Politik, Wirtschaft, Behörden - überall, wo Macht im Spiel ist, besteht die Möglichkeit des Missbrauchs. Gerade in Zeiten des Internets und der Digitalisierung kann hier viel Schindluder getrieben werden. Um dies aufzudecken, ist man auf Informantinnen und Informanten aus dem innersten Kreis angewiesen. Umso mehr müssen Medien neue Gesetzesentwürfe im Blick behalten, die den Quellenschutz unterminieren könnten.

Andererseits ist die Geheimhaltung Teil des nachrichtendienstlichen Geschäfts und wichtig zur Verbrechensbekämpfung. Im politischen Tagesgeschäft braucht es hingegen Transparenz, um gravierende Fehler aufzeigen zu können. Österreich ist diesbezüglich Schlusslicht, oder besser gesagt: Schattenreich. Es ist das einzige Land in der EU, welches Journalisten oder interessierten Bürgerinnen immer wieder den Einblick in staatliche Dokumente verwehrt - im Jargon läuft diese Regelung unter der Bezeichnung "Amtsgeheimnis".

Unter Ausschluss der Öffentlichkeit passieren auch furchtbare Straftaten.
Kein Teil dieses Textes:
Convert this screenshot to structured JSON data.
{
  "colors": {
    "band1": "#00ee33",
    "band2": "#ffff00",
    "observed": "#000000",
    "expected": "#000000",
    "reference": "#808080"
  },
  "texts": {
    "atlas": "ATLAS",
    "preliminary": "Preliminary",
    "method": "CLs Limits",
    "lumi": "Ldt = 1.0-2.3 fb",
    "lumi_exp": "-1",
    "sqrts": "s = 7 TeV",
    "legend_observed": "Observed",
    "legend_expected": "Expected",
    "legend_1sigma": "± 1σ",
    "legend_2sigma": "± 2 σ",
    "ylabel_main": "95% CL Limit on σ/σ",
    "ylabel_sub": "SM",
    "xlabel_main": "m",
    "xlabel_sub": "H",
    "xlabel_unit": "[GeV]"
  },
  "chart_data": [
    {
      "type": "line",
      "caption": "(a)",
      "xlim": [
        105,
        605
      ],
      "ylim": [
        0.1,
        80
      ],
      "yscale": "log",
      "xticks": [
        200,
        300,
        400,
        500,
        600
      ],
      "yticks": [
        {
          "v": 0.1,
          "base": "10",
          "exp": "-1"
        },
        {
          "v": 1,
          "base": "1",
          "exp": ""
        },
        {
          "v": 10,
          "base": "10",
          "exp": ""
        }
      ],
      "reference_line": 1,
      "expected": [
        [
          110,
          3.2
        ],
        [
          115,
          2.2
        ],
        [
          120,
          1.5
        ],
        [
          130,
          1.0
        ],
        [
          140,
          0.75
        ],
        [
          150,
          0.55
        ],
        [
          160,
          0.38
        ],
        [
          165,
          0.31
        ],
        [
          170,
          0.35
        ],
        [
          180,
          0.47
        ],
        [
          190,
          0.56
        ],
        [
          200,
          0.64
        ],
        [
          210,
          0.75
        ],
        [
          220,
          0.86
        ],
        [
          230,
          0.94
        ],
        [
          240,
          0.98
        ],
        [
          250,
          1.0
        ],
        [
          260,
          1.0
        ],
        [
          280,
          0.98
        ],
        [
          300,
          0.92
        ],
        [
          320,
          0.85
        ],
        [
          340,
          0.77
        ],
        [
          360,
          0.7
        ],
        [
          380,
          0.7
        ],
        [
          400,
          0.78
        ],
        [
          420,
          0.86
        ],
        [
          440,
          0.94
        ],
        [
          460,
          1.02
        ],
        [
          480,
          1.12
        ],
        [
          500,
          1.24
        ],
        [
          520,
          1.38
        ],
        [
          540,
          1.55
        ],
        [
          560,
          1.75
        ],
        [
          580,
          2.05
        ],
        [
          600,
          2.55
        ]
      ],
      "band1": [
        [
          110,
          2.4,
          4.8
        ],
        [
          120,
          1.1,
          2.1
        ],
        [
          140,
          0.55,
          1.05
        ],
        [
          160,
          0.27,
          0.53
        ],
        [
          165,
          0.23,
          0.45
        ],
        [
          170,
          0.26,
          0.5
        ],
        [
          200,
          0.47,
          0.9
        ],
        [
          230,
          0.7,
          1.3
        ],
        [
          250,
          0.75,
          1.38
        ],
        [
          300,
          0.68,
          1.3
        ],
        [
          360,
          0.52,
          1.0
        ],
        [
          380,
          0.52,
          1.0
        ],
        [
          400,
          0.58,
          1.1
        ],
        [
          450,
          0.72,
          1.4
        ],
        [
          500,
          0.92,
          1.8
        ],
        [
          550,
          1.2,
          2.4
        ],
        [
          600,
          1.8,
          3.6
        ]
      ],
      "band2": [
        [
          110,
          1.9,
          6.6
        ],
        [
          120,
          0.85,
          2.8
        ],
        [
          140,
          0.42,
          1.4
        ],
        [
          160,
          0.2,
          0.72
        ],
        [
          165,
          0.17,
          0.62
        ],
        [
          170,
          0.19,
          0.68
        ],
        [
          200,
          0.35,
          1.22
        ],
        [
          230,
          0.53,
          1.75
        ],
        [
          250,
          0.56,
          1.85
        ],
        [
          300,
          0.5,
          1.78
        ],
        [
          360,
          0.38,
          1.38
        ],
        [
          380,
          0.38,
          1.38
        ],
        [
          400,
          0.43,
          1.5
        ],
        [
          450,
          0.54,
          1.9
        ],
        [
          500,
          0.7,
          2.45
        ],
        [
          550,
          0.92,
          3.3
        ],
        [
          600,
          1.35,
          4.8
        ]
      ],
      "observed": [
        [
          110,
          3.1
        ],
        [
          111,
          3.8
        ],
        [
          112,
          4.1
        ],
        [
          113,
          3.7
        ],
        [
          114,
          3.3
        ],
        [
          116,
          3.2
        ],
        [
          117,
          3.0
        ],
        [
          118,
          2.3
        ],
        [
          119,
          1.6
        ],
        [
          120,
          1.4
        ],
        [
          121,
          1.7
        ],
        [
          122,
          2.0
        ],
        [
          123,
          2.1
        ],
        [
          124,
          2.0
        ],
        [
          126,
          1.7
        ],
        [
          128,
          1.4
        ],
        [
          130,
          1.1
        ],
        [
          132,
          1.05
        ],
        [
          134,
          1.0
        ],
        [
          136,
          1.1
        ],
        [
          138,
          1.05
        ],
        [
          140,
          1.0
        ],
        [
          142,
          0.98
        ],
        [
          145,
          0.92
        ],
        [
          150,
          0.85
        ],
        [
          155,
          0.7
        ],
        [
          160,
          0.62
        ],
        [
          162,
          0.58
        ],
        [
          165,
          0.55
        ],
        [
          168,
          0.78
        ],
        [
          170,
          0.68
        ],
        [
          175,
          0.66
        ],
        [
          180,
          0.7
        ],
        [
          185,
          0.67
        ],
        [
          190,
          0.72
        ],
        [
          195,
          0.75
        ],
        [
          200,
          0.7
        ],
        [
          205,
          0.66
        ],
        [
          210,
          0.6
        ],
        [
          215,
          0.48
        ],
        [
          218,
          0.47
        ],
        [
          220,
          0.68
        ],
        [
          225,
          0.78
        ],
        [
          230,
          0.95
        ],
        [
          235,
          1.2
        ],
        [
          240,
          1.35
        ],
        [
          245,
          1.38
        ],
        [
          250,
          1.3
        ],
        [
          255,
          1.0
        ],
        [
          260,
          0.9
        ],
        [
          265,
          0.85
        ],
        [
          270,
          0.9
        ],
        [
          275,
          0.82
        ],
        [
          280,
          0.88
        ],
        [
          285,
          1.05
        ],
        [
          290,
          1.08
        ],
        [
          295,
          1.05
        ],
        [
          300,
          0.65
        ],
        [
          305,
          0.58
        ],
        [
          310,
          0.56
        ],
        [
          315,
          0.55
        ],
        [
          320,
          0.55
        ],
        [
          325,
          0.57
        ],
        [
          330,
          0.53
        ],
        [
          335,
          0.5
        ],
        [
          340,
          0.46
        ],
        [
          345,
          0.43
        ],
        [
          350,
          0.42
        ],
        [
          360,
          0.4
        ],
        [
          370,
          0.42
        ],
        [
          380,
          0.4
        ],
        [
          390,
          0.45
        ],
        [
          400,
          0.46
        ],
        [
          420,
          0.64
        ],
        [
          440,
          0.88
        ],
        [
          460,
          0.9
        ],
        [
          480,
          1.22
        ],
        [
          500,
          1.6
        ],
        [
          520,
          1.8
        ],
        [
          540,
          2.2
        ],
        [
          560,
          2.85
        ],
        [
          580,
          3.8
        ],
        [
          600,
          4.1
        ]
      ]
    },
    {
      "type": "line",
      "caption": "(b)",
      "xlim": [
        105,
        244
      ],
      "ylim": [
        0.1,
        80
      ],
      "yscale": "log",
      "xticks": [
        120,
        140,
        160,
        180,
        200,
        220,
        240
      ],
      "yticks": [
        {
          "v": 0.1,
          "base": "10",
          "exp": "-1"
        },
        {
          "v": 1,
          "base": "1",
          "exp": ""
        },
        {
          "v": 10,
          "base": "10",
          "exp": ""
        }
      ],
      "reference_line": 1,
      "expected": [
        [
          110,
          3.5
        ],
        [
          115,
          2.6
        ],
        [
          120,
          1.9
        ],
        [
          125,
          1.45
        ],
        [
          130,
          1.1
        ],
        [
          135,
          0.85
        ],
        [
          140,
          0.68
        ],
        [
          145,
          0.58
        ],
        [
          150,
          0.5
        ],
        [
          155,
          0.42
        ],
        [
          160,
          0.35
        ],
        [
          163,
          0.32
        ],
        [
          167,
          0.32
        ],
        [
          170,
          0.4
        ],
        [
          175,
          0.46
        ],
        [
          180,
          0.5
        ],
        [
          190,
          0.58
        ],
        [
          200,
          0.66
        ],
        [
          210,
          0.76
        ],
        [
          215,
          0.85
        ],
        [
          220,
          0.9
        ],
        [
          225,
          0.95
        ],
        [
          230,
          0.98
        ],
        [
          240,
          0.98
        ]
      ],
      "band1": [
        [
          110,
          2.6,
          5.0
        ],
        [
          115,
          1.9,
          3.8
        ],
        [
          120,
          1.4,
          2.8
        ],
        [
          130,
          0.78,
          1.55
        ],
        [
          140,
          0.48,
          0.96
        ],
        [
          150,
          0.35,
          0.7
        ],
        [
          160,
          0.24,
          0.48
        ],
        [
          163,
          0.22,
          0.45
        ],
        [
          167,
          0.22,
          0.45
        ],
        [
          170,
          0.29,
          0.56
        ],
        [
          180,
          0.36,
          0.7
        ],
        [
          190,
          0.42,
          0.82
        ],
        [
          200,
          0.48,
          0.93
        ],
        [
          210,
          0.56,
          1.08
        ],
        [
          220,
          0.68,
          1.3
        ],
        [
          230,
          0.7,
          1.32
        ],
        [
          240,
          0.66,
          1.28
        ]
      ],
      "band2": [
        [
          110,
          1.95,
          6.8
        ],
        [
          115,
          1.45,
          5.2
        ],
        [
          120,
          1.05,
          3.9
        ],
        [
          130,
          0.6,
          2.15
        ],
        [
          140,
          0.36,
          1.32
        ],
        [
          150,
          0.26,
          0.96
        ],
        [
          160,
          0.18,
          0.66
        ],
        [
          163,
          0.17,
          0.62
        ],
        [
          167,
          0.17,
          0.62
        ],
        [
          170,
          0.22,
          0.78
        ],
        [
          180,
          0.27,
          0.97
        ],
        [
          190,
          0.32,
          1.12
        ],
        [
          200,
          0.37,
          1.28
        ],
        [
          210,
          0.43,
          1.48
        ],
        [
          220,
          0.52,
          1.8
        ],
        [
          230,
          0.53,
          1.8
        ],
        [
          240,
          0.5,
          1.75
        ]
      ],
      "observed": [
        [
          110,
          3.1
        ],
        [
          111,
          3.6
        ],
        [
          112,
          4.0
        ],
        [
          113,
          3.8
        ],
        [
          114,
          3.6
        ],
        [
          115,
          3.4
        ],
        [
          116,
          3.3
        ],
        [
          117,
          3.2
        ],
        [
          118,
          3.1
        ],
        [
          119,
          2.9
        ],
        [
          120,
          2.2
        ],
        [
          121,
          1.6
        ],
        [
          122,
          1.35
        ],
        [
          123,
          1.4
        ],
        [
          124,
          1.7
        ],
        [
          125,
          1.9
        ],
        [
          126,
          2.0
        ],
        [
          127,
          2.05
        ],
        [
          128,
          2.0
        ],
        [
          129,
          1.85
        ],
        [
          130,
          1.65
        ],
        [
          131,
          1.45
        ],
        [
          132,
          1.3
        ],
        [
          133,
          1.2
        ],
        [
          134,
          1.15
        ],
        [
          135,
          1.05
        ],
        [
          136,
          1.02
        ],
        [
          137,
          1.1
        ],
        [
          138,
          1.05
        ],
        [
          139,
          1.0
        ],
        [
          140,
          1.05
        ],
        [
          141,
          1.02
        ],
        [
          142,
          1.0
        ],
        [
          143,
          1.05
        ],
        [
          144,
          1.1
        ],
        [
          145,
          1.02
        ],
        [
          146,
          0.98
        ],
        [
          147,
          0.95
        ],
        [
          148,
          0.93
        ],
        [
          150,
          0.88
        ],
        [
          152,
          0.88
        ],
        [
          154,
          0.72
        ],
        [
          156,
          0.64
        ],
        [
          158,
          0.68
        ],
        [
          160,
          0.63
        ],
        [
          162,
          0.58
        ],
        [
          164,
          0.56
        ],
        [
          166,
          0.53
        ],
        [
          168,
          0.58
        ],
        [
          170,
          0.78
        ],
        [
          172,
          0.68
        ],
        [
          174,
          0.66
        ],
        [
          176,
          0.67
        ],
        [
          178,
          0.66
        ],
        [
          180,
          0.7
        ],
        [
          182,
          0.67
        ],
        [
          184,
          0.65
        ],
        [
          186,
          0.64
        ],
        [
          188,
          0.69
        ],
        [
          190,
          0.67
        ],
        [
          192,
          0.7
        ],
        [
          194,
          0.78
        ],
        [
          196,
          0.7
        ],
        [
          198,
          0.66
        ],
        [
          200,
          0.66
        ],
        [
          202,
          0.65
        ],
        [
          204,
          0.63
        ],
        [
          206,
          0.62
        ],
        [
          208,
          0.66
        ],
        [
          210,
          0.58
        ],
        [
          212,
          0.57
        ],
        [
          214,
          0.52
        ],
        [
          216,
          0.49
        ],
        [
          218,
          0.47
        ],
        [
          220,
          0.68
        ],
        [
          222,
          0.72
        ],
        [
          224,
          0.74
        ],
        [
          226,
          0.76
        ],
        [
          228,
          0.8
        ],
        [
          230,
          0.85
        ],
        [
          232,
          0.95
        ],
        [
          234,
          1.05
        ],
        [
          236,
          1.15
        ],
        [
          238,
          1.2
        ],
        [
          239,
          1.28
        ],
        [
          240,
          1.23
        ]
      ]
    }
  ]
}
Die Enthüllungsplattform "Wikileaks" hat diverse Skandale publik gemacht. Am berühmtesten ist wohl ihr Material zu amerikanischen Kriegsverbrechen im Irak. Die Whistleblower wurden dafür verhaftet, verfolgt und auch gefoltert. Julian Assange droht momentan die Auslieferung an die USA, er befindet sich in Londoner U-Haft. Chelsea Manning saß in einem Militärgefängnis, wurde körperlich misshandelt. Nach einem Selbstmordversuch ordnete ein Gericht ihre unverzügliche Freilassung an.

Wie viel Transparenz verträgt eine Demokratie?